Skills Minister Hayes announced in December 2011 that there would be a review into the quality and duration of all apprenticeship schemes, and a major House of Commons select committee inquiry is also under way.
The National Apprenticeship Service confirmed that 45 colleges and training providers were currently being looked at as part of the quality review.
A recent investigation by the BBC’s 5 live Investigates revealed how one scheme which promised to train teenagers as football coaches swallowed £6 million of taxpayers’ money and left thousands of those taking part without a qualification.
Luis Michael Training (LMT) was run by ex-professional footballers Mark Aizlewood and Paul Sugrue, but had its contract with further education colleges terminated due to what the colleges termed ‘irregularities’.

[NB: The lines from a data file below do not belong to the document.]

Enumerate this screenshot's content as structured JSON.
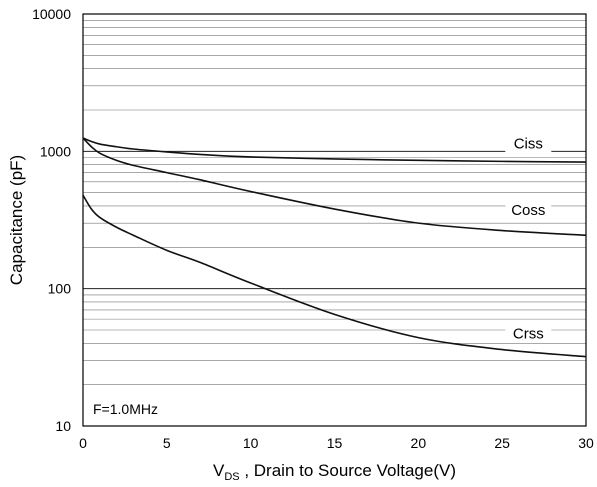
{
  "chart_data": {
    "type": "line",
    "title": "",
    "xlabel_main": "V",
    "xlabel_sub": "DS",
    "xlabel_rest": " , Drain to Source Voltage(V)",
    "ylabel": "Capacitance (pF)",
    "xlim": [
      0,
      30
    ],
    "ylim": [
      10,
      10000
    ],
    "yscale": "log",
    "grid": true,
    "xticks": [
      0,
      5,
      10,
      15,
      20,
      25,
      30
    ],
    "yticks": [
      10,
      100,
      1000,
      10000
    ],
    "annotation": "F=1.0MHz",
    "series": [
      {
        "name": "Ciss",
        "x": [
          0,
          0.5,
          1,
          2,
          3,
          5,
          7,
          10,
          15,
          20,
          25,
          30
        ],
        "y": [
          1250,
          1180,
          1130,
          1080,
          1040,
          990,
          950,
          910,
          880,
          860,
          845,
          835
        ]
      },
      {
        "name": "Coss",
        "x": [
          0,
          0.5,
          1,
          2,
          3,
          5,
          7,
          10,
          15,
          20,
          25,
          30
        ],
        "y": [
          1250,
          1080,
          970,
          860,
          790,
          700,
          620,
          510,
          380,
          300,
          265,
          245
        ]
      },
      {
        "name": "Crss",
        "x": [
          0,
          0.5,
          1,
          2,
          3,
          5,
          7,
          10,
          15,
          20,
          25,
          30
        ],
        "y": [
          480,
          380,
          330,
          280,
          245,
          190,
          155,
          110,
          65,
          44,
          36,
          32
        ]
      }
    ]
  }
}
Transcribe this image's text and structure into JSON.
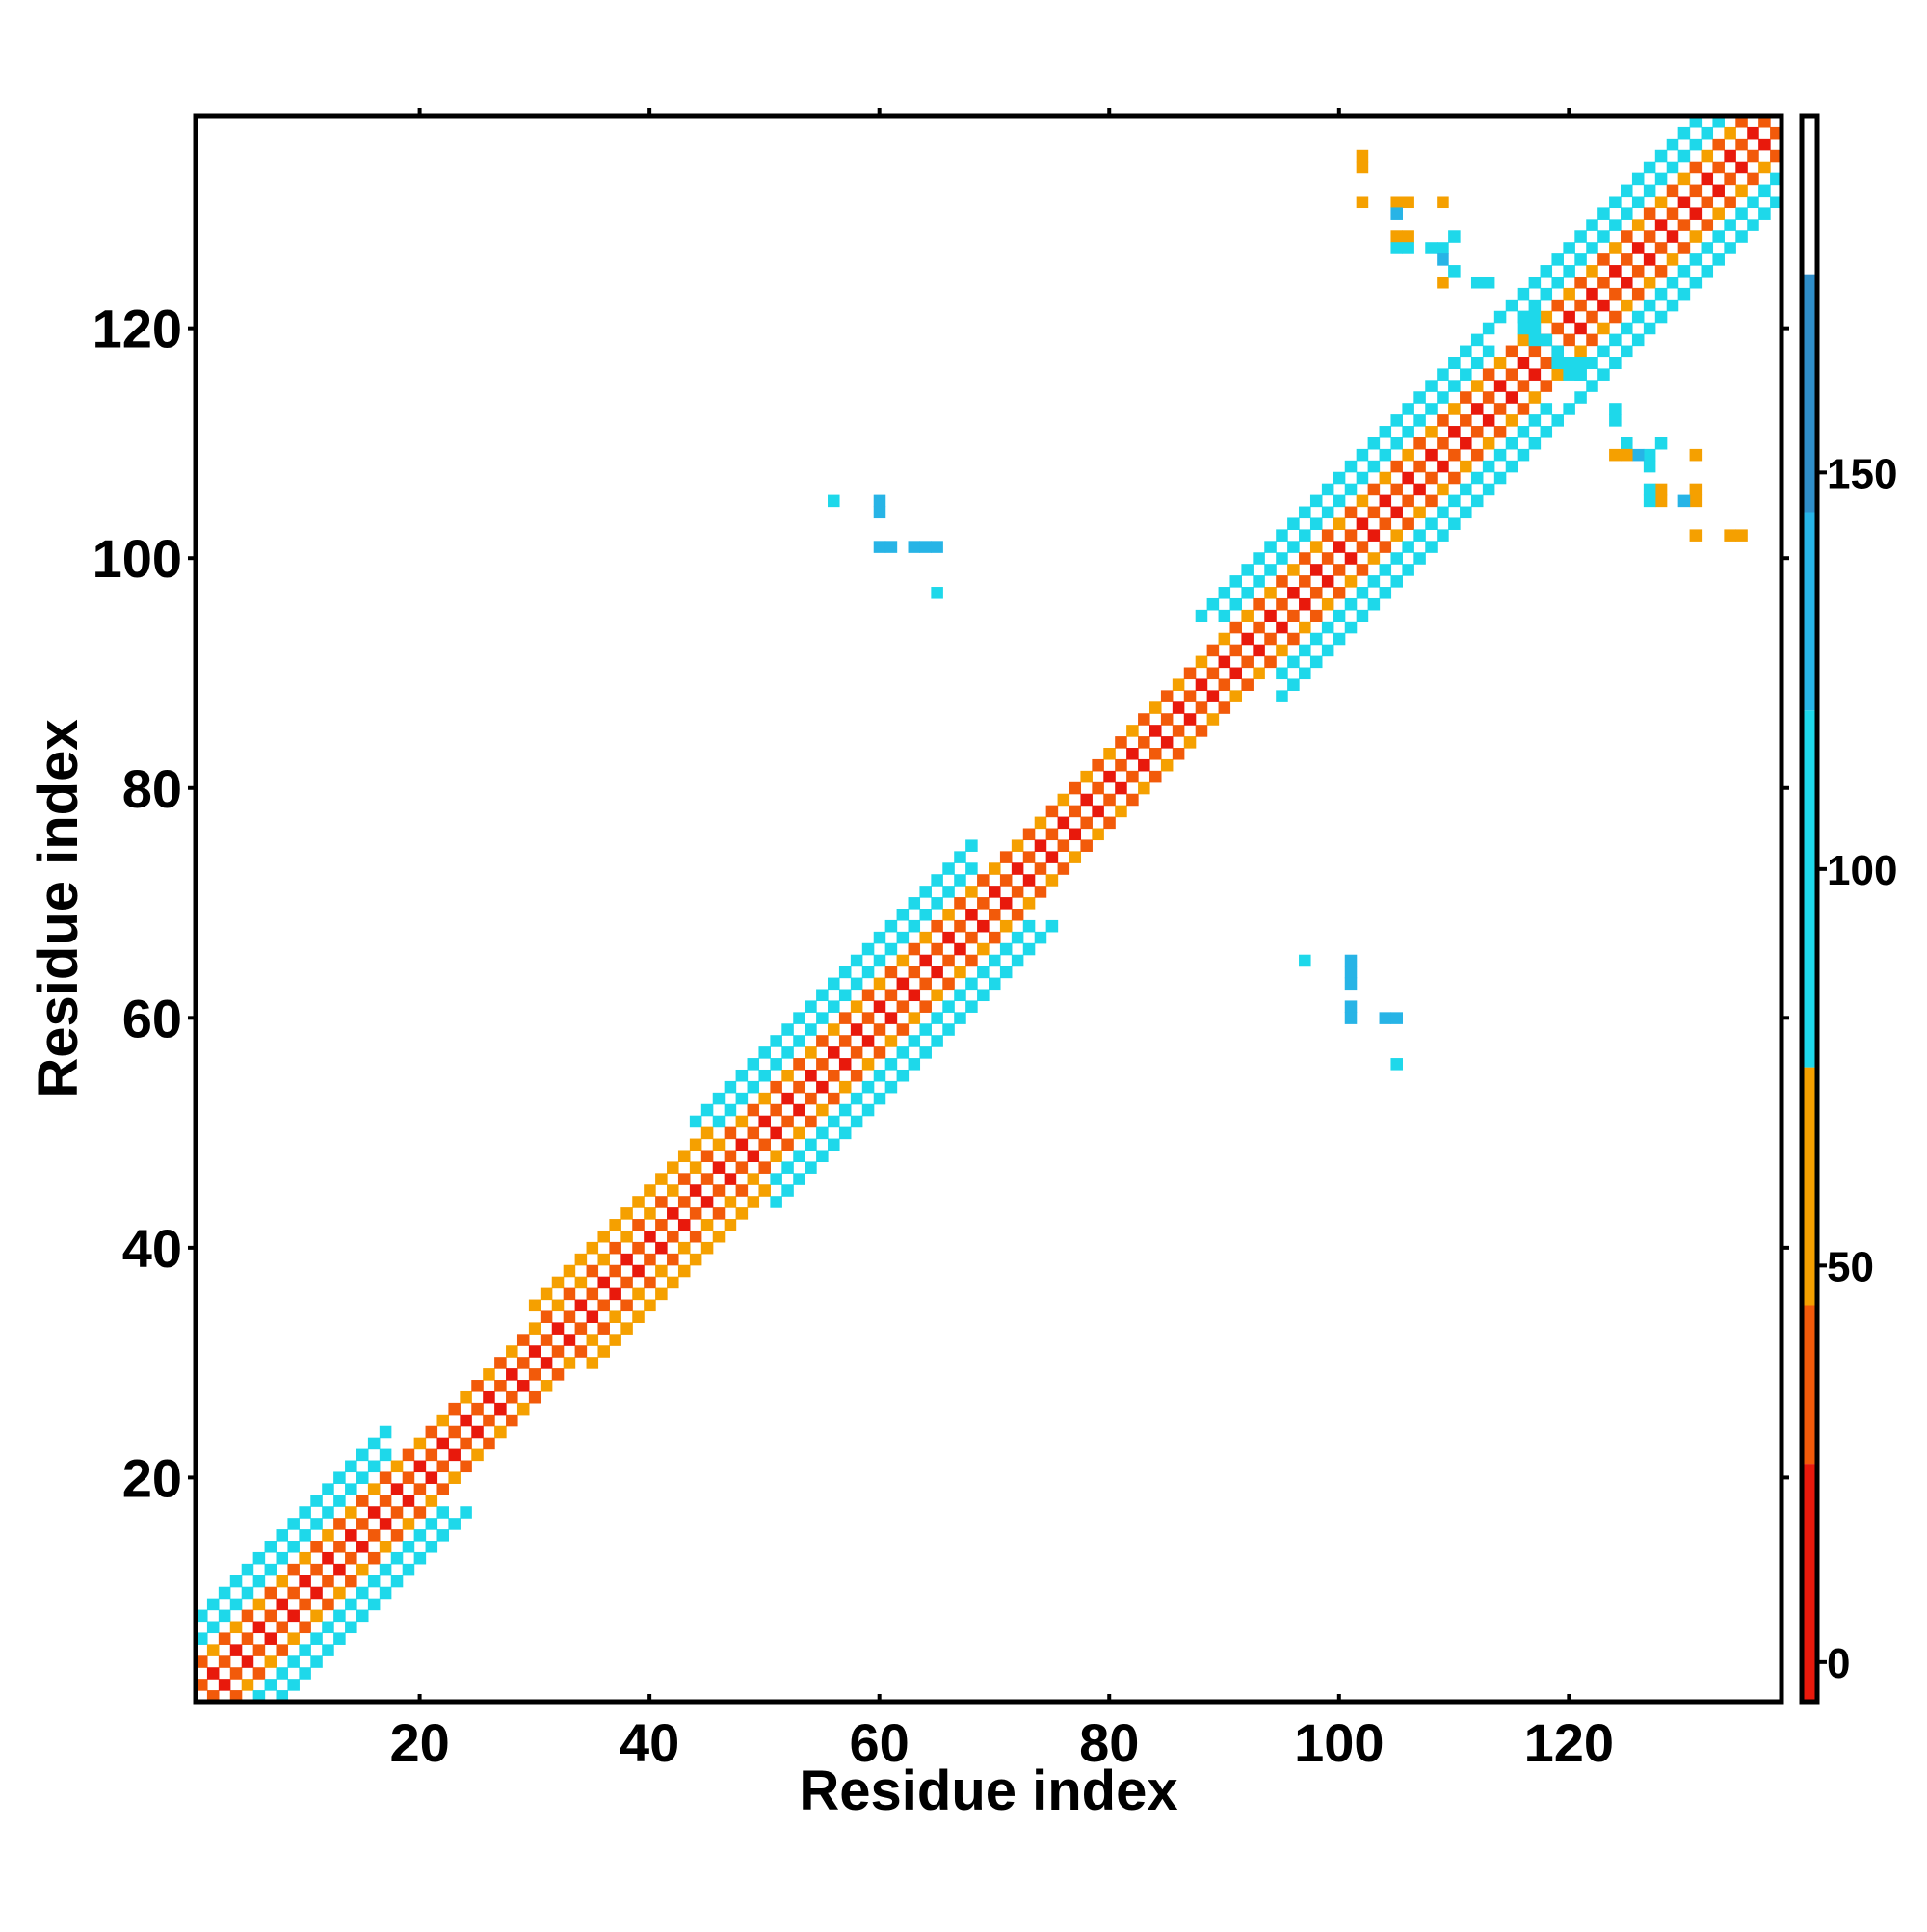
{
  "chart_data": {
    "type": "heatmap",
    "title": "",
    "xlabel": "Residue index",
    "ylabel": "Residue index",
    "xlim": [
      0.5,
      138.5
    ],
    "ylim": [
      0.5,
      138.5
    ],
    "x_ticks": [
      20,
      40,
      60,
      80,
      100,
      120
    ],
    "y_ticks": [
      20,
      40,
      60,
      80,
      100,
      120
    ],
    "colorbar": {
      "range": [
        -5,
        195
      ],
      "ticks": [
        0,
        50,
        100,
        150
      ],
      "bins": [
        {
          "from": -5,
          "to": 25,
          "color": "#e8190c"
        },
        {
          "from": 25,
          "to": 45,
          "color": "#f25a0a"
        },
        {
          "from": 45,
          "to": 75,
          "color": "#f5a000"
        },
        {
          "from": 75,
          "to": 120,
          "color": "#1ed8ea"
        },
        {
          "from": 120,
          "to": 145,
          "color": "#27b4e6"
        },
        {
          "from": 145,
          "to": 175,
          "color": "#2f8ec9"
        },
        {
          "from": 175,
          "to": 195,
          "color": "#ffffff"
        }
      ]
    },
    "color_scale": {
      "positive": "#e8190c",
      "antiparallel_band": "#f25a0a",
      "intermediate": "#f5a000",
      "far": "#1ed8ea",
      "far_alt": "#2f8ec9"
    },
    "diagonal": {
      "residue_count": 138,
      "grid": "off",
      "segments": [
        {
          "from": 1,
          "to": 17,
          "half_width": 7
        },
        {
          "from": 18,
          "to": 34,
          "half_width": 3
        },
        {
          "from": 35,
          "to": 46,
          "half_width": 5
        },
        {
          "from": 47,
          "to": 50,
          "half_width": 3
        },
        {
          "from": 51,
          "to": 68,
          "half_width": 7
        },
        {
          "from": 69,
          "to": 94,
          "half_width": 3
        },
        {
          "from": 95,
          "to": 113,
          "half_width": 7
        },
        {
          "from": 114,
          "to": 120,
          "half_width": 3
        },
        {
          "from": 121,
          "to": 138,
          "half_width": 7
        }
      ]
    },
    "off_diagonal_cells": [
      {
        "x": 56,
        "y": 105,
        "value": 110
      },
      {
        "x": 60,
        "y": 105,
        "value": 125
      },
      {
        "x": 60,
        "y": 104,
        "value": 125
      },
      {
        "x": 60,
        "y": 101,
        "value": 125
      },
      {
        "x": 61,
        "y": 101,
        "value": 125
      },
      {
        "x": 63,
        "y": 101,
        "value": 125
      },
      {
        "x": 64,
        "y": 101,
        "value": 125
      },
      {
        "x": 65,
        "y": 101,
        "value": 125
      },
      {
        "x": 65,
        "y": 97,
        "value": 110
      },
      {
        "x": 97,
        "y": 65,
        "value": 110
      },
      {
        "x": 101,
        "y": 65,
        "value": 125
      },
      {
        "x": 101,
        "y": 64,
        "value": 125
      },
      {
        "x": 101,
        "y": 63,
        "value": 125
      },
      {
        "x": 101,
        "y": 61,
        "value": 125
      },
      {
        "x": 101,
        "y": 60,
        "value": 125
      },
      {
        "x": 104,
        "y": 60,
        "value": 125
      },
      {
        "x": 105,
        "y": 60,
        "value": 125
      },
      {
        "x": 105,
        "y": 56,
        "value": 110
      },
      {
        "x": 102,
        "y": 135,
        "value": 60
      },
      {
        "x": 102,
        "y": 134,
        "value": 60
      },
      {
        "x": 102,
        "y": 131,
        "value": 60
      },
      {
        "x": 105,
        "y": 131,
        "value": 60
      },
      {
        "x": 106,
        "y": 131,
        "value": 60
      },
      {
        "x": 109,
        "y": 131,
        "value": 60
      },
      {
        "x": 105,
        "y": 130,
        "value": 130
      },
      {
        "x": 105,
        "y": 128,
        "value": 60
      },
      {
        "x": 106,
        "y": 128,
        "value": 60
      },
      {
        "x": 105,
        "y": 127,
        "value": 110
      },
      {
        "x": 106,
        "y": 127,
        "value": 110
      },
      {
        "x": 108,
        "y": 127,
        "value": 110
      },
      {
        "x": 109,
        "y": 127,
        "value": 110
      },
      {
        "x": 110,
        "y": 128,
        "value": 110
      },
      {
        "x": 109,
        "y": 126,
        "value": 130
      },
      {
        "x": 109,
        "y": 124,
        "value": 60
      },
      {
        "x": 112,
        "y": 124,
        "value": 110
      },
      {
        "x": 113,
        "y": 124,
        "value": 110
      },
      {
        "x": 135,
        "y": 102,
        "value": 60
      },
      {
        "x": 134,
        "y": 102,
        "value": 60
      },
      {
        "x": 131,
        "y": 102,
        "value": 60
      },
      {
        "x": 131,
        "y": 105,
        "value": 60
      },
      {
        "x": 131,
        "y": 106,
        "value": 60
      },
      {
        "x": 131,
        "y": 109,
        "value": 60
      },
      {
        "x": 130,
        "y": 105,
        "value": 130
      },
      {
        "x": 128,
        "y": 105,
        "value": 60
      },
      {
        "x": 128,
        "y": 106,
        "value": 60
      },
      {
        "x": 127,
        "y": 105,
        "value": 110
      },
      {
        "x": 127,
        "y": 106,
        "value": 110
      },
      {
        "x": 127,
        "y": 108,
        "value": 110
      },
      {
        "x": 127,
        "y": 109,
        "value": 110
      },
      {
        "x": 128,
        "y": 110,
        "value": 110
      },
      {
        "x": 126,
        "y": 109,
        "value": 130
      },
      {
        "x": 124,
        "y": 109,
        "value": 60
      },
      {
        "x": 124,
        "y": 112,
        "value": 110
      },
      {
        "x": 124,
        "y": 113,
        "value": 110
      },
      {
        "x": 125,
        "y": 110,
        "value": 110
      },
      {
        "x": 125,
        "y": 109,
        "value": 60
      },
      {
        "x": 110,
        "y": 125,
        "value": 110
      },
      {
        "x": 116,
        "y": 121,
        "value": 110
      },
      {
        "x": 117,
        "y": 121,
        "value": 110
      },
      {
        "x": 116,
        "y": 120,
        "value": 110
      },
      {
        "x": 117,
        "y": 120,
        "value": 110
      },
      {
        "x": 118,
        "y": 119,
        "value": 110
      },
      {
        "x": 120,
        "y": 117,
        "value": 110
      },
      {
        "x": 121,
        "y": 116,
        "value": 110
      },
      {
        "x": 121,
        "y": 117,
        "value": 110
      },
      {
        "x": 120,
        "y": 116,
        "value": 110
      },
      {
        "x": 119,
        "y": 118,
        "value": 110
      },
      {
        "x": 117,
        "y": 119,
        "value": 110
      },
      {
        "x": 119,
        "y": 117,
        "value": 110
      }
    ]
  }
}
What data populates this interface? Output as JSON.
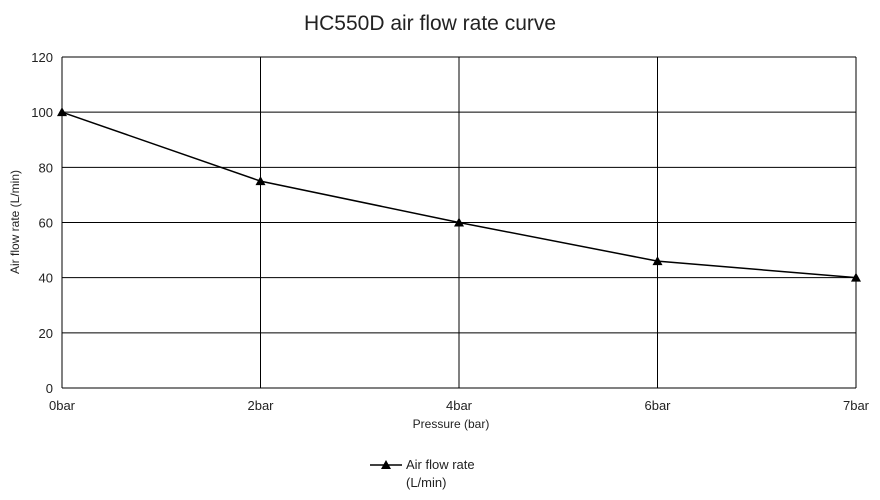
{
  "chart_data": {
    "type": "line",
    "title": "HC550D air flow rate curve",
    "xlabel": "Pressure (bar)",
    "ylabel": "Air flow rate (L/min)",
    "categories": [
      "0bar",
      "2bar",
      "4bar",
      "6bar",
      "7bar"
    ],
    "ylim": [
      0,
      120
    ],
    "yticks": [
      "0",
      "20",
      "40",
      "60",
      "80",
      "100",
      "120"
    ],
    "grid": true,
    "legend_position": "bottom",
    "series": [
      {
        "name": "Air flow rate (L/min)",
        "legend_lines": [
          "Air flow rate",
          "(L/min)"
        ],
        "marker": "triangle",
        "color": "#000000",
        "values": [
          100,
          75,
          60,
          46,
          40
        ]
      }
    ]
  }
}
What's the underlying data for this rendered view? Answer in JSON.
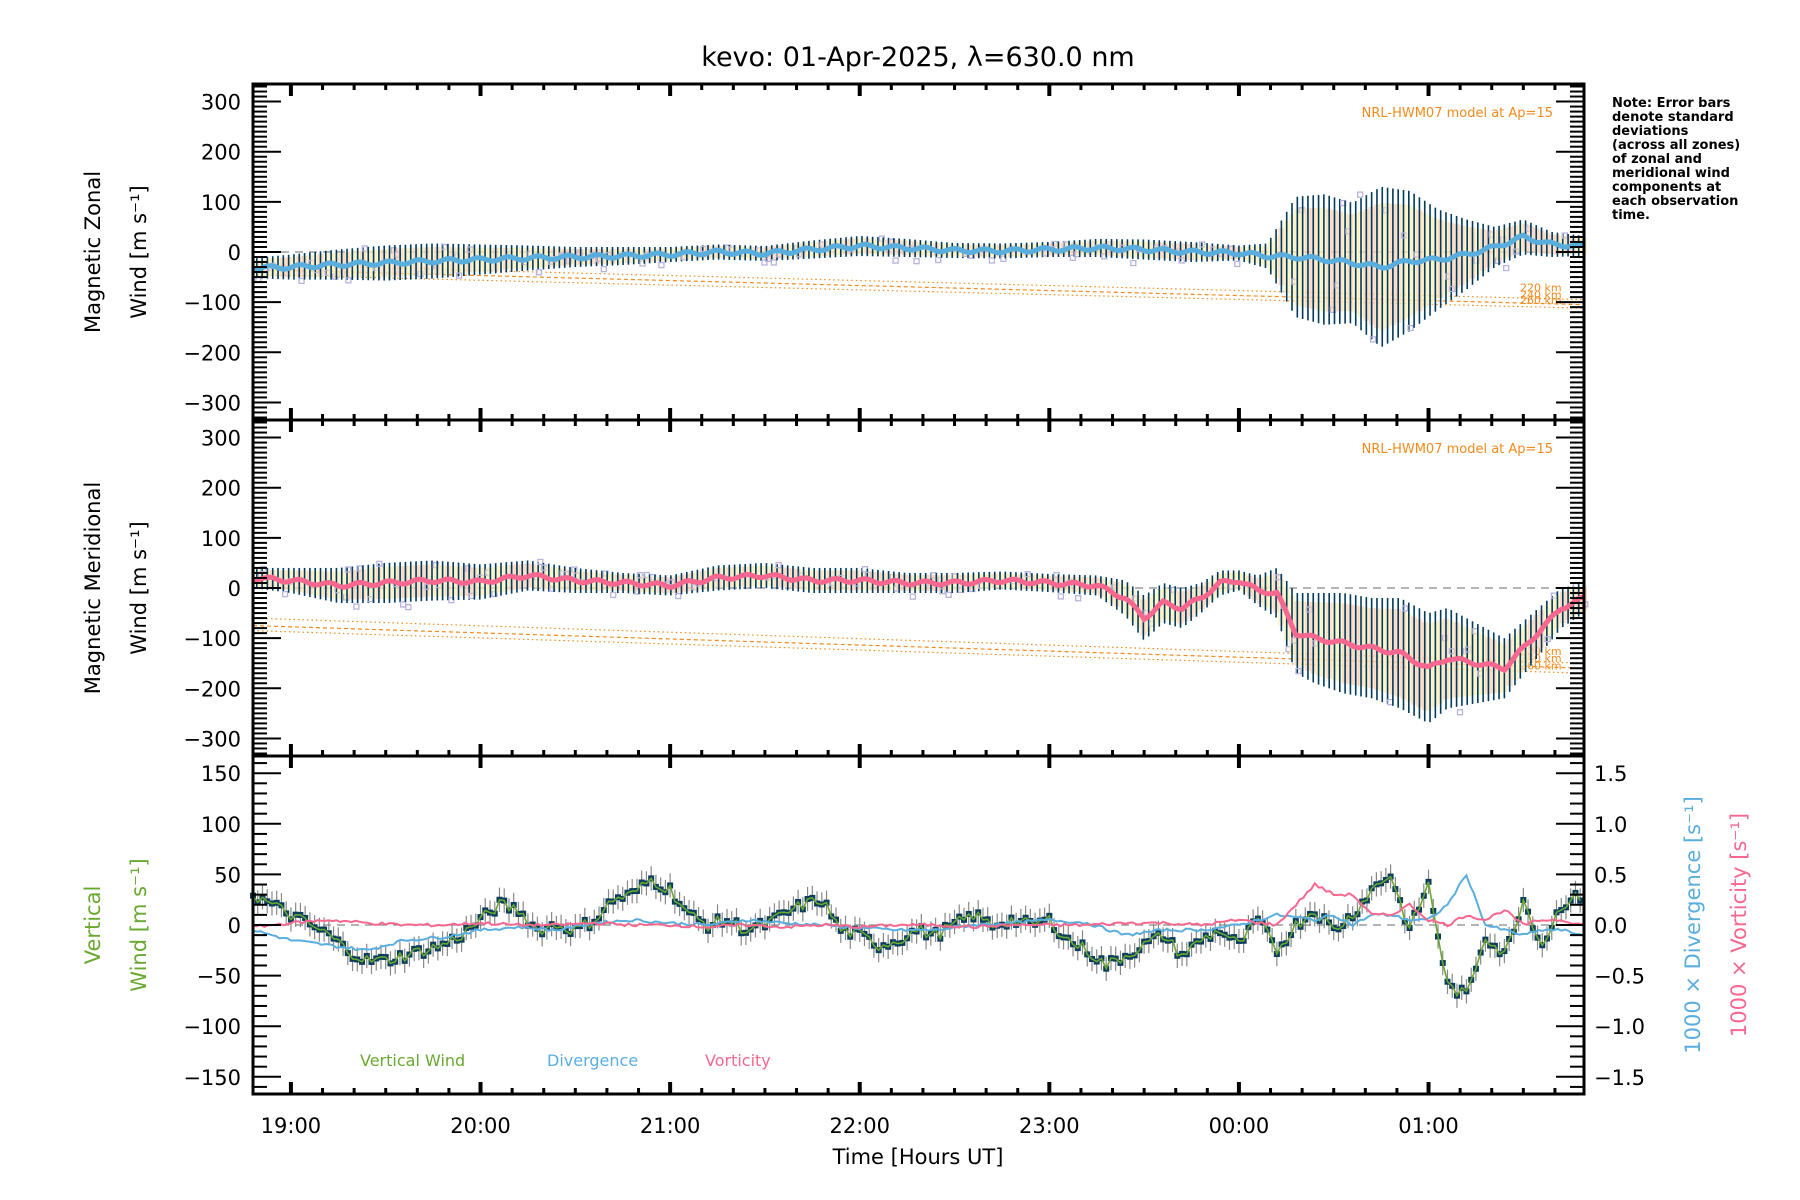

The BBC heard from young people who were enrolled but who did not know they were taking part in an apprenticeship scheme, and others who were not paid despite being entitled to a weekly wage.
Labour MP Adrian Bailey, chairman of the Department of Business, Innovation and Skills select committee, told the BBC that this apprenticeship scheme was ‘probably the worst example of a series of scandals that does seem to be emerging across a whole range of businesses and obviously makes the proposed investigation by my select committee more relevant than ever’.
The committee is due to start an inquiry into apprenticeships and the role of the NAS next month.